- The Washington Times - Sunday, December 10, 2006

HOUSTON (AP) — Space Shuttle Discovery’s heat shield looks to be in good condition so far, NASA managers said yesterday, although it will be at least two days before engineers can rule out any possible damage from the program’s first night launch in four years.

“So far so good,” said lead flight director Tony Ceccacci as Discovery’s astronauts wrapped up a meticulous inspection of the shuttle, looking for any possible damage from liftoff.

As expected, small pieces of foam debris and ice fell off Discovery’s external fuel tank during Saturday night’s launch, but they didn’t appear to strike the shuttle, said deputy shuttle program manager John Shannon, chairman of the mission management team.

Because Discovery was launched in the dark, NASA technicians weren’t able to capture the same sharp photos as they did during the last three shuttle launches. Still, they were able to take better than expected images from the illumination of the shuttle’s solid rocket boosters and engines during the first few minutes of flight. They also relied on radar, although one out of the three radars failed during the launch.

NASA may have to wait an extra day to look at images taken from the solid rocket boosters. An accident on one of the two ships used in recovering the boosters from the ocean postponed the retrieval by more than a day.

“The team sees nothing of concern at this time,” Mr. Shannon said.

NASA engineers were studying four low-momentum readings from sensors on the leading edge of the shuttle’s wing about two minutes after liftoff.

“I don’t know if they’re strikes. In the past, there’s a lot of folks who think it’s just a shock wave passing over … or there’s some settling,” Mr. Shannon said. “We’ve seen exactly the same thing on the last couple of flights. We don’t know exactly what’s happening.”

The thorough sweep of the shuttle included the wings and nose cap for chips and other damage from foam, a procedure made mandatory after the deadly Columbia accident in 2003.

Discovery fired its engines yesterday to raise its altitude to 216 miles above Earth, nearly level with the International Space Station, where it will dock today. Three complicated spacewalks are planned to rewire the space station from a temporary to a permanent power source.

During its 12-day mission, Discovery’s crew will deliver an $11 million addition to the space lab and bring home one of the space station’s three crew members, German astronaut Thomas Reiter of the European Space Agency.
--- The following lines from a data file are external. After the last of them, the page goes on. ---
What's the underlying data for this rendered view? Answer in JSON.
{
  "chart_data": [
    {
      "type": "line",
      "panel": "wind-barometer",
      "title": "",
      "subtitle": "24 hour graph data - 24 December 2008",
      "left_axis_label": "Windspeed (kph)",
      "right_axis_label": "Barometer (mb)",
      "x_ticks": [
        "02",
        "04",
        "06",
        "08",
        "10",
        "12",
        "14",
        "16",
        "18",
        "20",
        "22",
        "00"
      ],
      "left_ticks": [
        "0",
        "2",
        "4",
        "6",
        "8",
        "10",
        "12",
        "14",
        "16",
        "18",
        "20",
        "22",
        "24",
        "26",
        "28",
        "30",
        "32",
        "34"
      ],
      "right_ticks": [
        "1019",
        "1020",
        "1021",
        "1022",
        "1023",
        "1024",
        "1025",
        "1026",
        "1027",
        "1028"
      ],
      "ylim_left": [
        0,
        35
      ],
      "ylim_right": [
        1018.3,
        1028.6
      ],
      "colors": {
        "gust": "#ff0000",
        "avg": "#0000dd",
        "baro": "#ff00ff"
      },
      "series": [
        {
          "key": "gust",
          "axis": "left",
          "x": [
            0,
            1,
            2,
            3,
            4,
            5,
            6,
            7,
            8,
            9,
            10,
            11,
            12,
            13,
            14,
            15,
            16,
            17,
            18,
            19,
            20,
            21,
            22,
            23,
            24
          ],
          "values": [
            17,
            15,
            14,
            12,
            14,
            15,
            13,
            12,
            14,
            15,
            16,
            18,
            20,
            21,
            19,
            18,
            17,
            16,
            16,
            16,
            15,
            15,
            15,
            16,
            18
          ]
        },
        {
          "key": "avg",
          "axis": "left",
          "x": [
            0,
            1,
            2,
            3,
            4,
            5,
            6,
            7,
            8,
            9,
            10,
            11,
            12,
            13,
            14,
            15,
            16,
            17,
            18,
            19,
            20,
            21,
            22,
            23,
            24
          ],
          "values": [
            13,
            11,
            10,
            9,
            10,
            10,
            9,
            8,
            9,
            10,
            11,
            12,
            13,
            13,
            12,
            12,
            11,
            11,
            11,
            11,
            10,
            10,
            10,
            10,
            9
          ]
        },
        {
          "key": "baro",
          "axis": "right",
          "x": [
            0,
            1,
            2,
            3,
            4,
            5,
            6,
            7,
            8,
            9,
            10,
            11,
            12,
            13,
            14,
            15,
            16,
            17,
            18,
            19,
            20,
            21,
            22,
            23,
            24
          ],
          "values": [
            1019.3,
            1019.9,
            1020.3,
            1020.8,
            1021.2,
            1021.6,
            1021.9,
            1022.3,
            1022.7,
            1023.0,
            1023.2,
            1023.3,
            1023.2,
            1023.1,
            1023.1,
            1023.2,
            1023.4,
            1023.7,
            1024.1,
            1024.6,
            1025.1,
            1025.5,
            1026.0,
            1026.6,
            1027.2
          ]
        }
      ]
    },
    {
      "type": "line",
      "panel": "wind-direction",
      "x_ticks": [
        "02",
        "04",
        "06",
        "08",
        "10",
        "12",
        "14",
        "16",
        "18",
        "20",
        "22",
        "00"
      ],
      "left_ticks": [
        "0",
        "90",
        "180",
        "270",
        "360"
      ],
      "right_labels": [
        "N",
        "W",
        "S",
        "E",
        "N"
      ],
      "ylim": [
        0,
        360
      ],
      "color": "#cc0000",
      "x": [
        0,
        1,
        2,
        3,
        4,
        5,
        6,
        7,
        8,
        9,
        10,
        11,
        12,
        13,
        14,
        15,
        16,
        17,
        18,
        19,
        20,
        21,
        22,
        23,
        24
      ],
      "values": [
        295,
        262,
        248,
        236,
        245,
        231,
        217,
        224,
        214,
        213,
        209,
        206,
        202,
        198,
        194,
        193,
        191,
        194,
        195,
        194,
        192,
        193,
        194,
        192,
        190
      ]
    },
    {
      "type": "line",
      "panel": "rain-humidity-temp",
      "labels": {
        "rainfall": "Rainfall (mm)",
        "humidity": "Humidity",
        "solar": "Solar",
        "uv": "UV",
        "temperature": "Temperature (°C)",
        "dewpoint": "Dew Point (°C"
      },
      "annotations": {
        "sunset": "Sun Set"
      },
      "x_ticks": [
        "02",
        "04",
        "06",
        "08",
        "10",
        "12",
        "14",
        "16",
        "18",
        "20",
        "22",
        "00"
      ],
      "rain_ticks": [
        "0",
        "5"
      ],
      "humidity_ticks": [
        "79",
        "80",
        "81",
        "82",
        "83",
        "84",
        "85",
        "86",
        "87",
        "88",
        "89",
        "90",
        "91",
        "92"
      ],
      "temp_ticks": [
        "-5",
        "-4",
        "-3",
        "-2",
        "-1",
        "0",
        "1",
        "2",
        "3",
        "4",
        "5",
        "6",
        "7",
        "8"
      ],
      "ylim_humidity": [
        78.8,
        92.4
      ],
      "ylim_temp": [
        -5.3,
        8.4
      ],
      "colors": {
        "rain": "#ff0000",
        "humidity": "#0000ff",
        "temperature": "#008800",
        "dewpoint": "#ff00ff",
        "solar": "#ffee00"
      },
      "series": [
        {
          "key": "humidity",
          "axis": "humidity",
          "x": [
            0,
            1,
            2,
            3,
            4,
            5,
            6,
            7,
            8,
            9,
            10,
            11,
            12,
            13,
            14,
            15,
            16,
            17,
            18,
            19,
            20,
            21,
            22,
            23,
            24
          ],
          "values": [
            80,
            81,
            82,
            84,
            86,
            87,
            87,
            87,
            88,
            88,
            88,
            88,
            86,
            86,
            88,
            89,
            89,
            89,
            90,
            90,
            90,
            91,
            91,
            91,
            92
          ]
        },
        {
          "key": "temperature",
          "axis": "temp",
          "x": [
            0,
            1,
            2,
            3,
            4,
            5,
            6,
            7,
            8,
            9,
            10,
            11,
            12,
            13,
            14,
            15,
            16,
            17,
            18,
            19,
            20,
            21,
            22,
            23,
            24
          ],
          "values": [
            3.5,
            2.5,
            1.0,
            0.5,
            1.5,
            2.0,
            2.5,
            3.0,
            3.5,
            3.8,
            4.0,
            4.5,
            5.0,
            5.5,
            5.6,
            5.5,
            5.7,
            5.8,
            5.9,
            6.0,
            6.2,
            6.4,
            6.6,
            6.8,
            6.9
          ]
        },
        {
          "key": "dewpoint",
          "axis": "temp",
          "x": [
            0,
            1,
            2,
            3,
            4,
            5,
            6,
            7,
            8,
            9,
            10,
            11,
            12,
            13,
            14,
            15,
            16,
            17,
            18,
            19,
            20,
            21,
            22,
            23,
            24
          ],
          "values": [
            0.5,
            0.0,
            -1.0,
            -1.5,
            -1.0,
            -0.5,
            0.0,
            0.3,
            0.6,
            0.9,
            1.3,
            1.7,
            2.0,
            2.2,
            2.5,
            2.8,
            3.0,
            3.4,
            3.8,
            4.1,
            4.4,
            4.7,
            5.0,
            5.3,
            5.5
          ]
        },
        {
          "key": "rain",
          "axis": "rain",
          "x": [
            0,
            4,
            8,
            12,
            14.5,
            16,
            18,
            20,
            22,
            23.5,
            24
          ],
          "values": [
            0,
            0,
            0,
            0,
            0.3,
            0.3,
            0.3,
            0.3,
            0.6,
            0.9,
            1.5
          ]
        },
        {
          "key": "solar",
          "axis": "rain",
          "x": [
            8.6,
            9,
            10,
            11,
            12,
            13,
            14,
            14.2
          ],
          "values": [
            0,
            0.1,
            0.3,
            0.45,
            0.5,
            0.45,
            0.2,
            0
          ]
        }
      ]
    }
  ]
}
U.S. astronaut Sunita “Suni” Williams will replace him, staying for six months.

The mission is one leg of a three-year race to finish construction on the space station before shuttles are retired in 2010. After Discovery’s mission, 13 more shuttle flights are needed to complete the lab.

Saturday’s launch was the first at night since Space Shuttle Endeavour’s flight in November 2002 and only the 29th in darkness of NASA’s 117 shuttle launches.

Saturday’s launch was only the fourth since the Columbia disaster in 2003 and the third of the year. It also was the last scheduled liftoff from pad 39B, which will be modified for new rockets that will take astronauts back to the moon in 2020.